Earth Day began in 1970, and according to the Environmental Protection Agency Web site, was supported by over 20 million Americans that year. The purpose of establishing the day was to increase environmental awareness, but now it has grown to much more. 

It is not only a national awareness day; now it is also a global action day. Action can (and should) be taken on many different levels, by individuals, families, interest groups, businesses and local and national governments.

If Google can redecorate the logo on its Web site, completely eliminating its usual primary
colors in exchange for a nearly monochromatic green scene of rocks covered in thriving moss, a creek, a turtle and a Bonsai tree, a student can take five seconds and shut off the light in his or her room or apartment, right?
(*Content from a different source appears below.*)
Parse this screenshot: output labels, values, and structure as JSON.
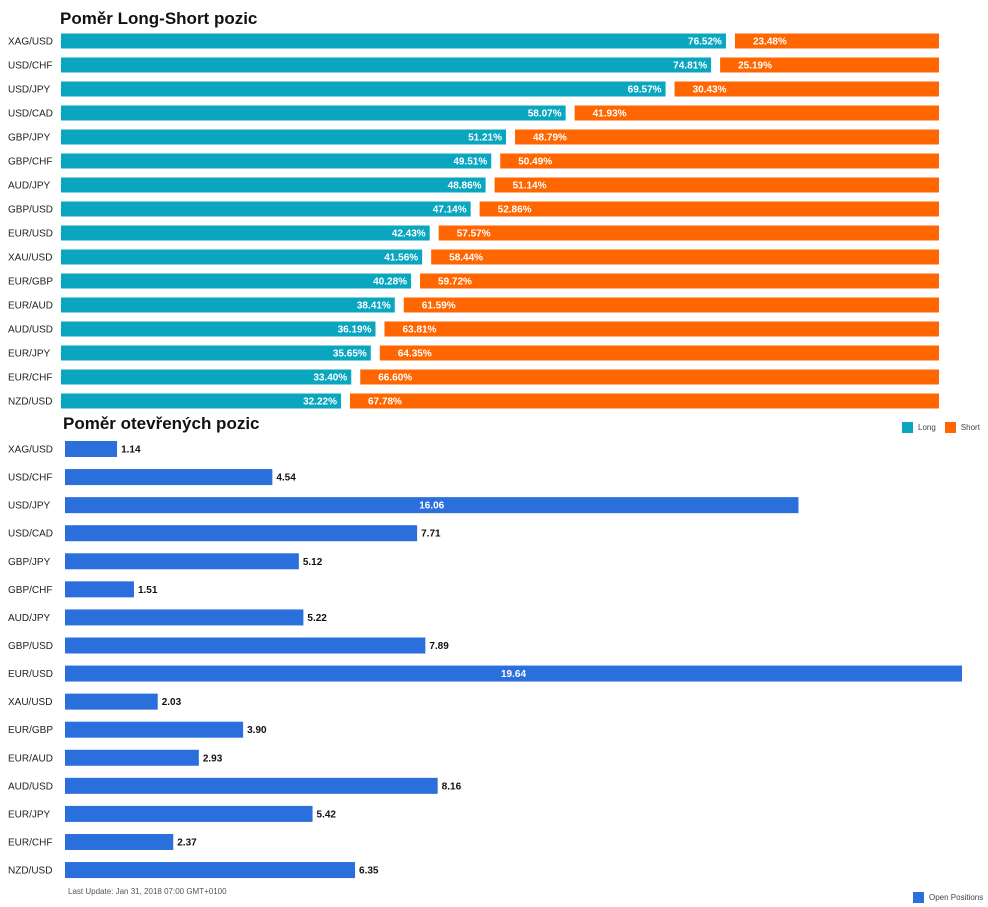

In nearly four decades, the EPA has sponsored bills and legislation that seek to improve the environment on a national level. But, as stressed by the Web site, much can be done at the individual and grassroots levels.

One of Linfield’s most prominent clubs, Greenfield, has been tabling around campus and sponsoring the Campus Climate
Challenge, a week-long contest aimed at making students more aware of their energy consumption. The winner of the challenge is the Residence Hall or suburb housing unit that decreases its energy consumption by the largest percentage.

Club President Duncan Reid said the club has increased its activities this week to change Earth Day into a sort of Earth Week.

Personally, Reid makes changes and stresses the importance of making environmentally conscious decisions. For example, he doesn’t use disposal drinking devices—think Styrofoam and plastic cups—to help the environment. The most important thing, he said, is to make conscious choices and be aware of the impacts of those choices.

If students aren’t ready to give up those red and white plastic beer pong cups, it’s OK. Re-use them; the game is dirty anyway.

Find other ways to reduce your environmental footprint, and maybe save the college some money.

Turn off the lights when you leave your room. Turn off your computer at night. And please, most importantly of all, recycle. With mixed recycling on campus, no one is eligible for the lazy excuse anymore.

It isn’t about numbers in the case of helping the environment, and the date shouldn’t matter. Students should consider how their daily decisions affect the
environment.

This is not a crusade to stop global warming. It is a call to action for all Linfield students to follow the lead of Greenfield to help the environment. Every day should be Earth Day.